Lisa didn't. Rosemary couldn't even sit down: Lisa had one hand clamped around Rosemary's fingers and the other around her wrist, and between the bedrail and the angles of their respective arms, standing was the only option.

At last a surgical nurse in blue gown, cap, and booties came to take Lisa to surgery, and gently pried her fingers from Rosemary's arm. “Okay, Lisa, time to let go now, all right? I'm going to take you upstairs. We're going to fix your hip. You have to let go of this nice lady's arm, sweetheart.”

The whole time, Lisa continued her keening. “There's no one here! No one cares! No one loves me! Why won't anyone come help me? Why isn't anyone here?”
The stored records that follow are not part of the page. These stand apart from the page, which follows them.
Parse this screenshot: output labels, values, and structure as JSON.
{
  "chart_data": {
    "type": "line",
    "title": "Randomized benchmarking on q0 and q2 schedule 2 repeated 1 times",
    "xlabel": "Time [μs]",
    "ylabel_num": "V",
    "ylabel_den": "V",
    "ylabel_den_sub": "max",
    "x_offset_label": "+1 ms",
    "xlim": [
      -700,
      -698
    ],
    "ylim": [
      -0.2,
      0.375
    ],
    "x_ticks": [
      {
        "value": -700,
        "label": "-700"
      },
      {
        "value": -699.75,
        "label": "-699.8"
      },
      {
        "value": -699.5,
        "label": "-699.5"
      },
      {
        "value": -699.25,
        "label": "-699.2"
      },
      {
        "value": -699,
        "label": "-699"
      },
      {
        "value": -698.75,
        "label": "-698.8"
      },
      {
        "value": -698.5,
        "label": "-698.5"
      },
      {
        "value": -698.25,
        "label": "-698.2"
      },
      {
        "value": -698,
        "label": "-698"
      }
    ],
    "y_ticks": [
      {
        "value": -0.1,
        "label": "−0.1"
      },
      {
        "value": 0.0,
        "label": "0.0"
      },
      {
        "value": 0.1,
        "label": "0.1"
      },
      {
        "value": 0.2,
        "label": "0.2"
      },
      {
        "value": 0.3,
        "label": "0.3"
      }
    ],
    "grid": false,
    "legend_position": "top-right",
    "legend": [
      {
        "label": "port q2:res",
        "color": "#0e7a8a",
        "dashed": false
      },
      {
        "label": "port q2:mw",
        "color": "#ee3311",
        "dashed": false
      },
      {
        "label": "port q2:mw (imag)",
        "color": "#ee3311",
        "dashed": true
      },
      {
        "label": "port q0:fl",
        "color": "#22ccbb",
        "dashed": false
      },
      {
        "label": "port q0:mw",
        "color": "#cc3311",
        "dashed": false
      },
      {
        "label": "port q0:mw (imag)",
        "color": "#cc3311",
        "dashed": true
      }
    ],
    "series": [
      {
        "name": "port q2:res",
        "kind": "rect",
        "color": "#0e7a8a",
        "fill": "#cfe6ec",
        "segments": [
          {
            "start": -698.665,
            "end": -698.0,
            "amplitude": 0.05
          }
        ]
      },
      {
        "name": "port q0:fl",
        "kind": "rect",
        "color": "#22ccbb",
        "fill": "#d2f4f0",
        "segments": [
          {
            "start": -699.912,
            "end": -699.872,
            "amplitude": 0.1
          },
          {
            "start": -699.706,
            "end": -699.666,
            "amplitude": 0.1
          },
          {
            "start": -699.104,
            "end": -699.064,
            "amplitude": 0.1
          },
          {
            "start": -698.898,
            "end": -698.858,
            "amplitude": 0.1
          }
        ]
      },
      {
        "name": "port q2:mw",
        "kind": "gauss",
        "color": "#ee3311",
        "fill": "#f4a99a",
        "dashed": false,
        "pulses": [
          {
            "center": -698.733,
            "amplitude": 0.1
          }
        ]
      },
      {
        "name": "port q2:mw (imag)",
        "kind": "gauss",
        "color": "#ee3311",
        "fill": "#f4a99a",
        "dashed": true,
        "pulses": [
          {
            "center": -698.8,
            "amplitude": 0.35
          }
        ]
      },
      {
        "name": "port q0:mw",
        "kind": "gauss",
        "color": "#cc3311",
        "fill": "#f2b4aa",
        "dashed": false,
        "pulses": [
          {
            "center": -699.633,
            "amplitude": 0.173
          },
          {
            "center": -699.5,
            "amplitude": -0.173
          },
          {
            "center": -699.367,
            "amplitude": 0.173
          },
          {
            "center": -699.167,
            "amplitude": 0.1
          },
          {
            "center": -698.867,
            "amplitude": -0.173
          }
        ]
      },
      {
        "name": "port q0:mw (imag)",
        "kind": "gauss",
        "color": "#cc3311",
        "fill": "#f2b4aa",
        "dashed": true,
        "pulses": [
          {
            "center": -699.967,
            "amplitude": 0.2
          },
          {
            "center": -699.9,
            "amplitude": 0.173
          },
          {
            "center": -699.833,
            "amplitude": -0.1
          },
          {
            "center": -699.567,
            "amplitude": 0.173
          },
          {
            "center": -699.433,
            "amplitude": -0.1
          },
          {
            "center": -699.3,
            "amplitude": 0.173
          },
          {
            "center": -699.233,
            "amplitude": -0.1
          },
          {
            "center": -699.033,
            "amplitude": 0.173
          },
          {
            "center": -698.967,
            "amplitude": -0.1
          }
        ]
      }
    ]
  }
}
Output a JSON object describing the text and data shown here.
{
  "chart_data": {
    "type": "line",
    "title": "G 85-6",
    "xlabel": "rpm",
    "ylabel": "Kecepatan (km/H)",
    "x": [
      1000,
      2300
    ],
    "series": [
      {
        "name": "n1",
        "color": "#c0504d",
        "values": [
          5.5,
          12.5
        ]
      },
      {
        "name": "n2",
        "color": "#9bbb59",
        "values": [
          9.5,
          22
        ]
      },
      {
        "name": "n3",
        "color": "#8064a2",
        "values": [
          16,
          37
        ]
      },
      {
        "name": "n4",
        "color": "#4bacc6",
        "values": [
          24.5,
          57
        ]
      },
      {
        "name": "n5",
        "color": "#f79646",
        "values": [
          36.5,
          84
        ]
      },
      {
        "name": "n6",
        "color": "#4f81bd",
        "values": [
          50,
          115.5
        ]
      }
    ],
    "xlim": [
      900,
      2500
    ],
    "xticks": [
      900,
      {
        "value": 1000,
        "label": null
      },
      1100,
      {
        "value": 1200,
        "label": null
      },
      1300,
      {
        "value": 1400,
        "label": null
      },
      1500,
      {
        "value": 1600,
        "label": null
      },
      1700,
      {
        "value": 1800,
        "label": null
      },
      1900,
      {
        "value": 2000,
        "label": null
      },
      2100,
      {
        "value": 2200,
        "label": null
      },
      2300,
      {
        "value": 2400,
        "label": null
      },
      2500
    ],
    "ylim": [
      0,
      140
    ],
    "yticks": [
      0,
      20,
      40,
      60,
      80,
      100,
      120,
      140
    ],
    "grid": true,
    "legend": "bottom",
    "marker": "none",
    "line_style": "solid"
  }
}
Rosemary should have taken a break after that visit, gotten a cup of coffee or escaped into the chapel for a while. Instead, she washed her hands at the sink in Lisa's room, trying to scrub the feel of those frantic fingers from her skin, and moved on to the next patient, and then the next, and the next. Those were brief, pleasant visits: a few prayers for healing, a few casual conversations about pets and gardening. None were what she needed. She kept looking for someone who knew she was there. And then the charge nurse waved her over and told her about the aneurysm.
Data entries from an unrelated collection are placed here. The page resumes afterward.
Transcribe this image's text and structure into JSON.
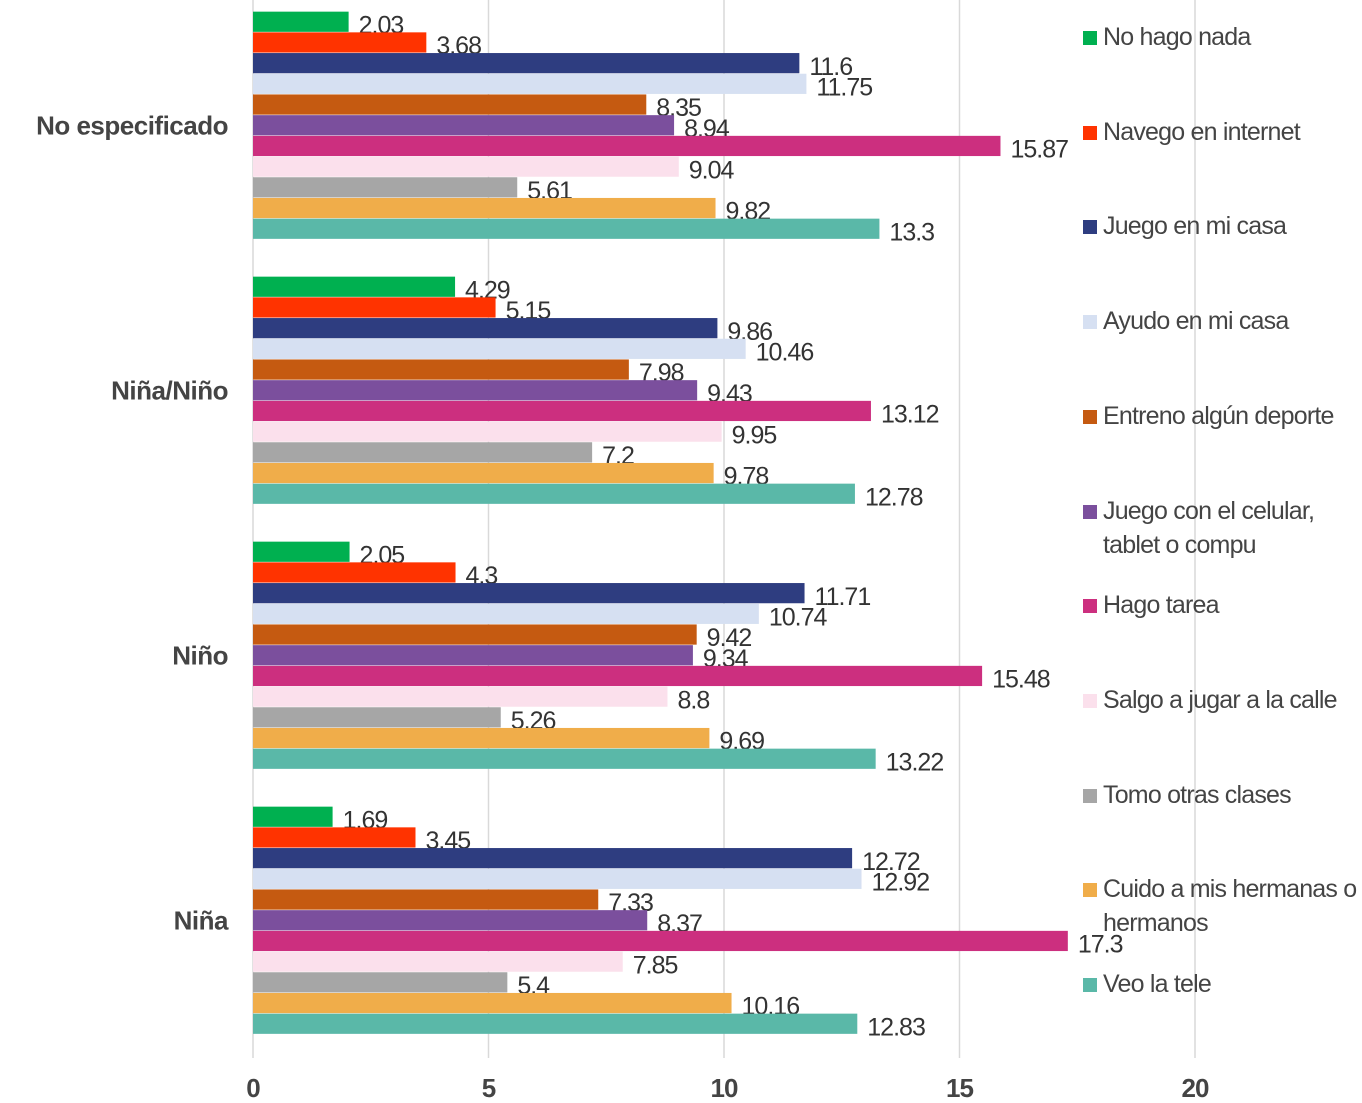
{
  "chart_data": {
    "type": "bar",
    "orientation": "horizontal",
    "categories": [
      "No especificado",
      "Niña/Niño",
      "Niño",
      "Niña"
    ],
    "series": [
      {
        "name": "No hago nada",
        "color": "#00b050",
        "values": [
          2.03,
          4.29,
          2.05,
          1.69
        ]
      },
      {
        "name": "Navego en internet",
        "color": "#ff3300",
        "values": [
          3.68,
          5.15,
          4.3,
          3.45
        ]
      },
      {
        "name": "Juego en mi casa",
        "color": "#2e3d80",
        "values": [
          11.6,
          9.86,
          11.71,
          12.72
        ]
      },
      {
        "name": "Ayudo en mi casa",
        "color": "#d6e0f2",
        "values": [
          11.75,
          10.46,
          10.74,
          12.92
        ]
      },
      {
        "name": "Entreno algún deporte",
        "color": "#c55a11",
        "values": [
          8.35,
          7.98,
          9.42,
          7.33
        ]
      },
      {
        "name": "Juego con el celular, tablet o compu",
        "color": "#7b4f9d",
        "values": [
          8.94,
          9.43,
          9.34,
          8.37
        ]
      },
      {
        "name": "Hago tarea",
        "color": "#cc2f7f",
        "values": [
          15.87,
          13.12,
          15.48,
          17.3
        ]
      },
      {
        "name": "Salgo a jugar a la calle",
        "color": "#fbe0ec",
        "values": [
          9.04,
          9.95,
          8.8,
          7.85
        ]
      },
      {
        "name": "Tomo otras clases",
        "color": "#a6a6a6",
        "values": [
          5.61,
          7.2,
          5.26,
          5.4
        ]
      },
      {
        "name": "Cuido a mis hermanas o hermanos",
        "color": "#f0ad4a",
        "values": [
          9.82,
          9.78,
          9.69,
          10.16
        ]
      },
      {
        "name": "Veo la tele",
        "color": "#5ab8a8",
        "values": [
          13.3,
          12.78,
          13.22,
          12.83
        ]
      }
    ],
    "xlim": [
      0,
      20
    ],
    "xticks": [
      0,
      5,
      10,
      15,
      20
    ],
    "grid": true,
    "legend": "right"
  }
}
She needs to eat; she's already slightly shaky, and dealing with the family will require energy and concentration. She has to be present to them. She can't do this one on autopilot. During a quieter shift, she could ask the charge nurse to page her in the cafeteria when the family showed up, but right now, things are too hectic. It's not a good time for a volunteer to try to ask anybody for anything.

Rosemary stands paralyzed in the corridor. She knows this is a ridiculous stalemate. She wouldn't have any trouble deciding what to do if she weren't so tired, and being so tired is a major red flag that she needs to take a break and refuel.
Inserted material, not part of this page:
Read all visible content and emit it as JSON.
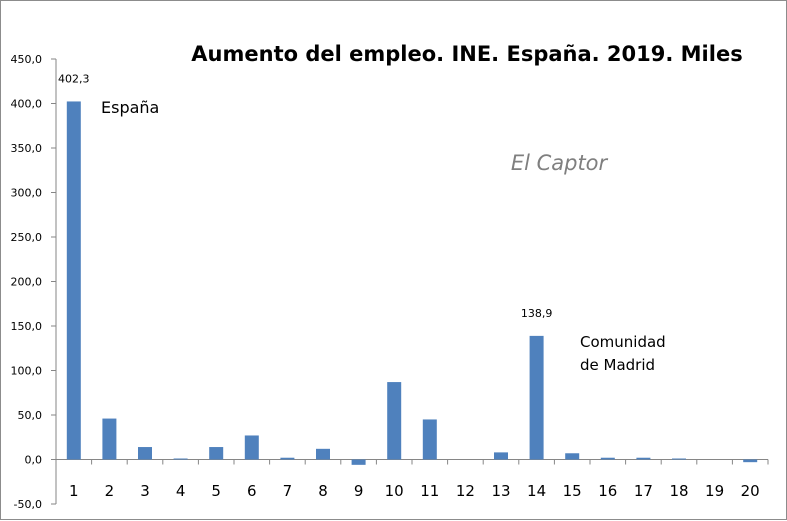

But if she takes a break, she'll think about Lisa again. No: she has to keep busy. So she stops for a long slurp at a water fountain and goes back into the ER, bracing herself against the barrage of noise and activity. She hears the static of the department's PA system clicking on, and then, improbably, her own name being announced from the nursing station.

“Rosemary, call on 57. Chaplain Rosemary, pick up line 57.”

She squints, thinking she's misheard—who could be calling her here, and why?—and then feels a sudden surge of panic. Walter. Something's happened to Walter.

This makes no sense, since no one at Walter's nursing home would call the ER to find her. They'd call her cell, which she keeps on silent at the hospital and checks regularly. But she's reaching for the nearest hall phone even as she works this out. “Hello, this is Rosemary. May I help you?”

*   *   *

Seven hundred and fifty miles away, Anna Clark settles down in front of the evening news with a glass of white wine and her knitting. It's raining, typical Seattle weather, but she doesn't mind. She likes being surrounded by water; it's one reason she and William bought the house on Mercer Island. Living on the island makes her feel calm, self-contained, protected by moats.

She is, of necessity, a highly social person. She organizes openings at her husband's art gallery: ordering food and flowers, schmoozing with artists and patrons. She's on the board of the private school where their son attended K–12, and she's in a knitting group run by one of the other Blake School board members. But she also finds too much social contact exhausting and treasures her time alone.